Mrs C complained that the council had unreasonably failed to act in line with their responsibilities in overseeing a programme of works that was carried out in the area by a third party company. Mrs C considered that the works carried out at her home had not been done to a reasonable standard and also complained that the council had not handled her complaint about this appropriately.

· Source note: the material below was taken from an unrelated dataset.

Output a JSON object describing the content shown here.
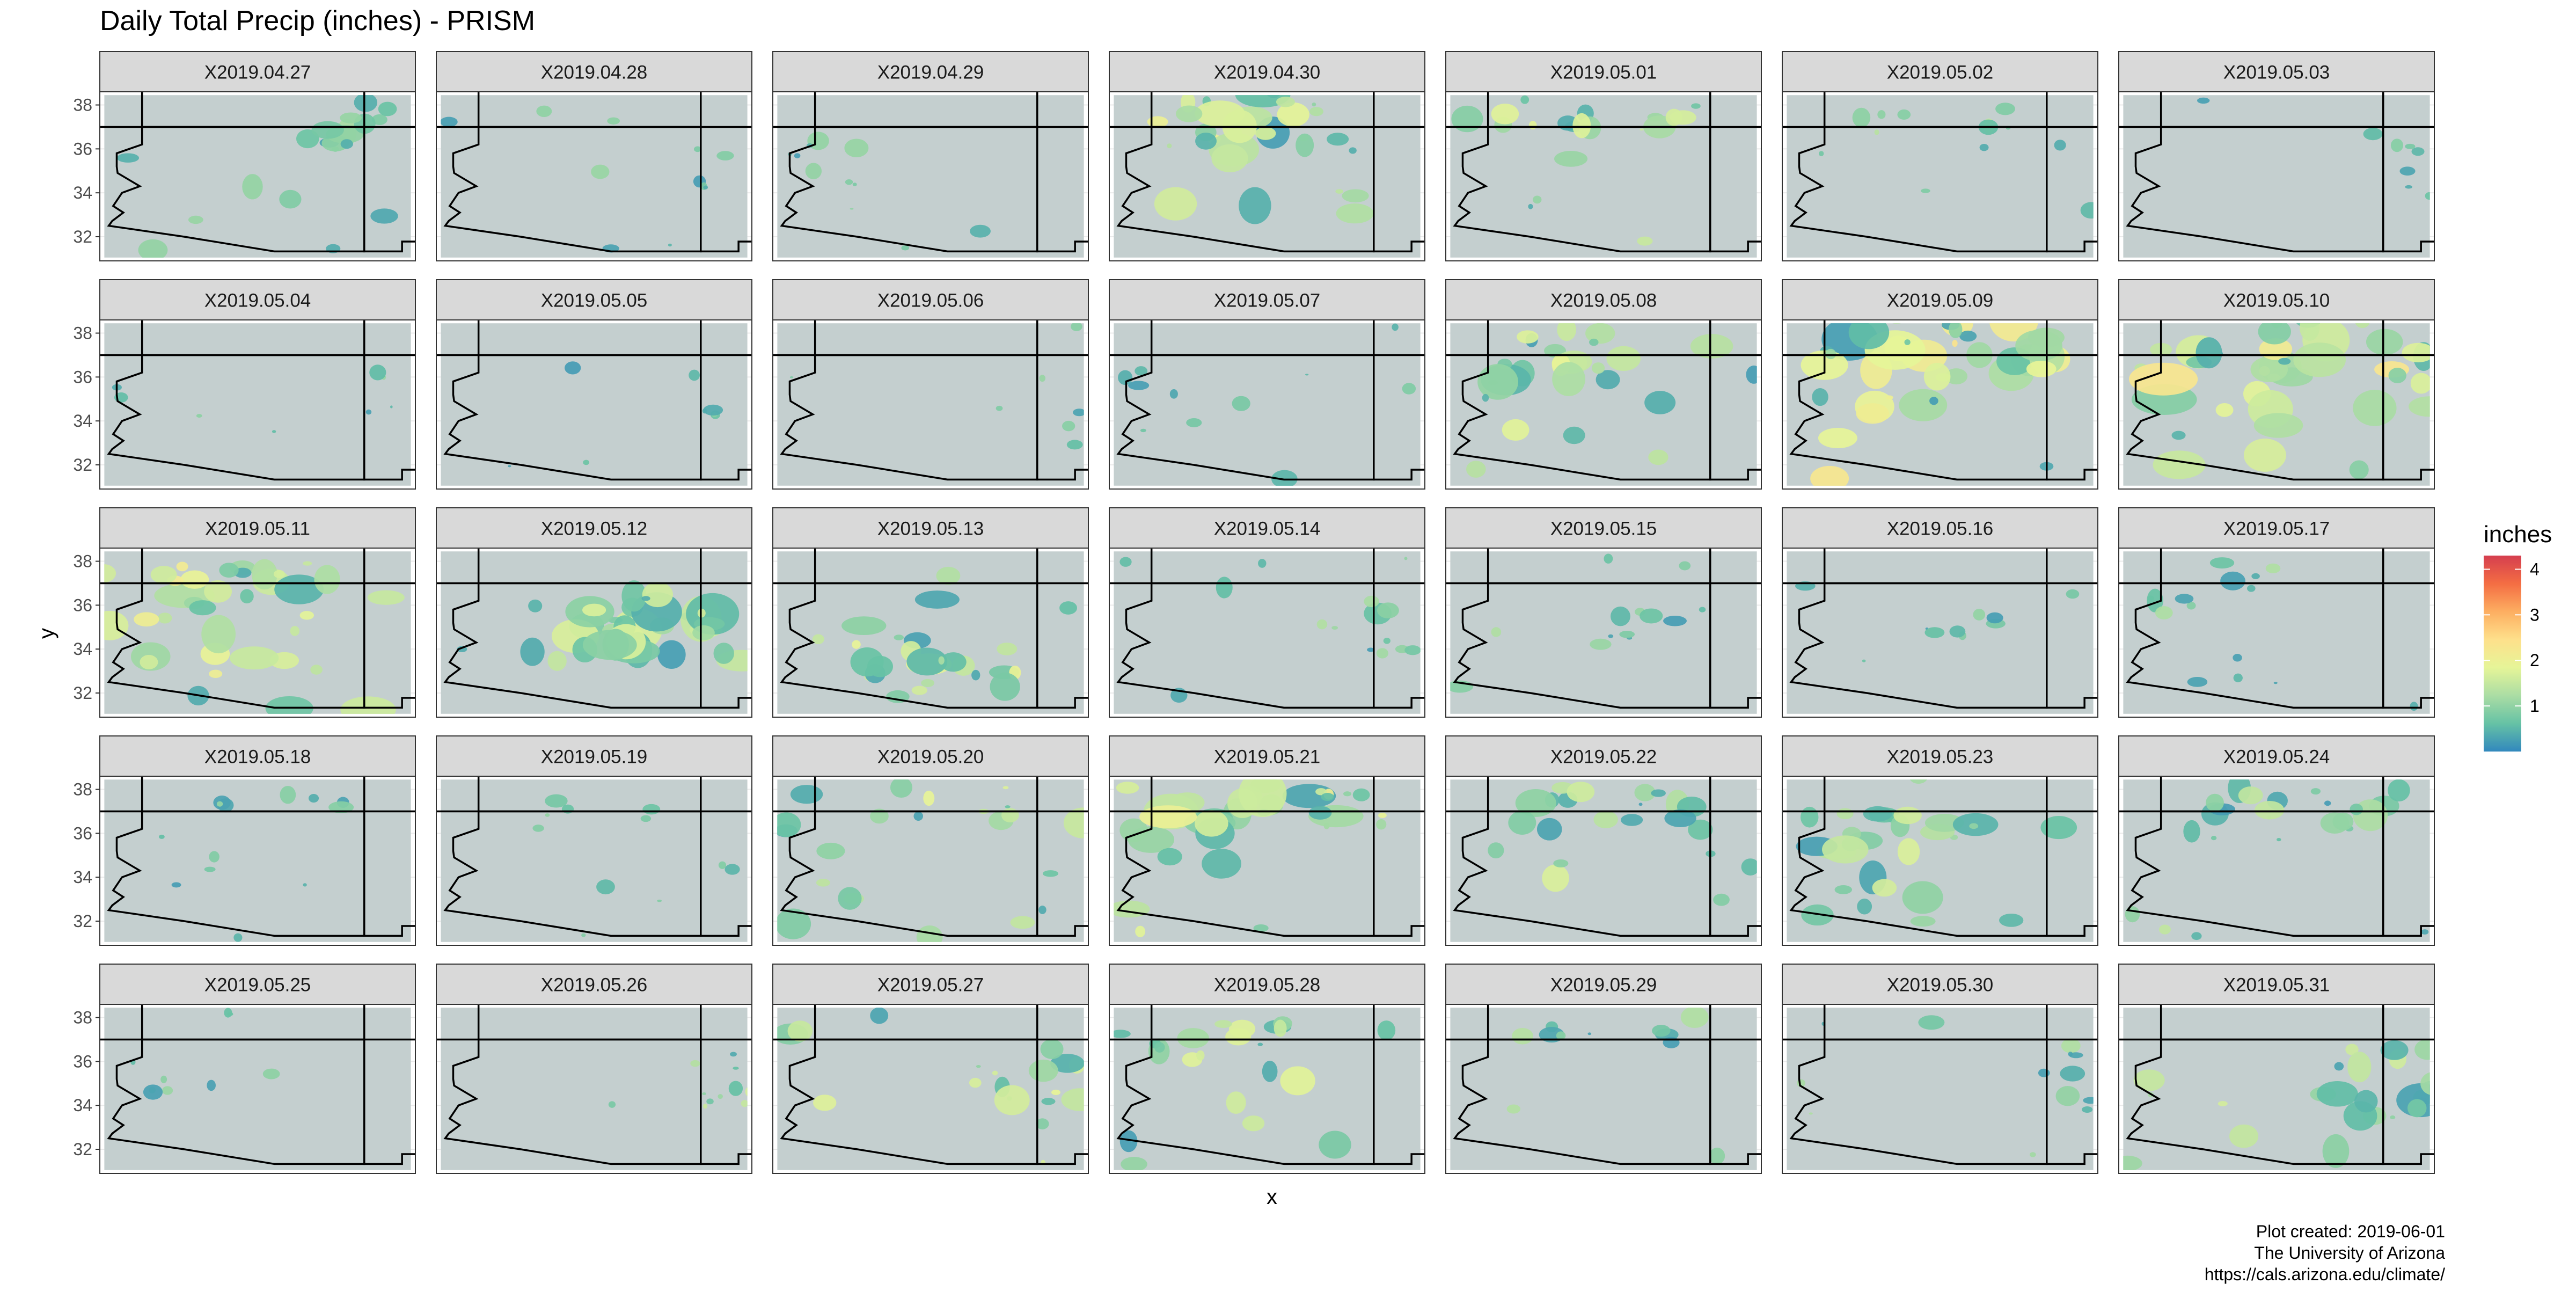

After investigating Mrs C's concerns about the oversight of the programme of works, we did not uphold her complaint. We found that the council had used a managing agent to oversee the programme of works and there was evidence that a supervisory service was provided by them. While the council had no liability or responsibility for the works, we found that when issues arose at Mrs C's property, they took an active co-ordination role to work towards resolving these. However, we found that in responding to Mrs C's official complaint, the council failed to respond within the 20 working days specified in their complaints handling procedure. Therefore, we upheld this aspect of Mrs C's complaint and made recommendations to the council.

Recommendations

What we asked the organisation to do in this case:

  • Apologise to Mrs C for failing to respond to her concerns or give an appropriate update within the timescales laid out in their complaints handling procedure. This apology should comply with SPSO guidelines on making an apology, available at www.spso.org.uk/leaflets-and-guidance.

In relation to complaints handling, we recommended:

  • Complaints should be handled in line with the complaints handling procedure. Any revised timescale should be agreed with the complainant or approved by senior staff in line with the policy and the reasons for this explained to the complainant.

We have asked the organisation to provide us with evidence that they have implemented the recommendations we have made on this case by the deadline we set.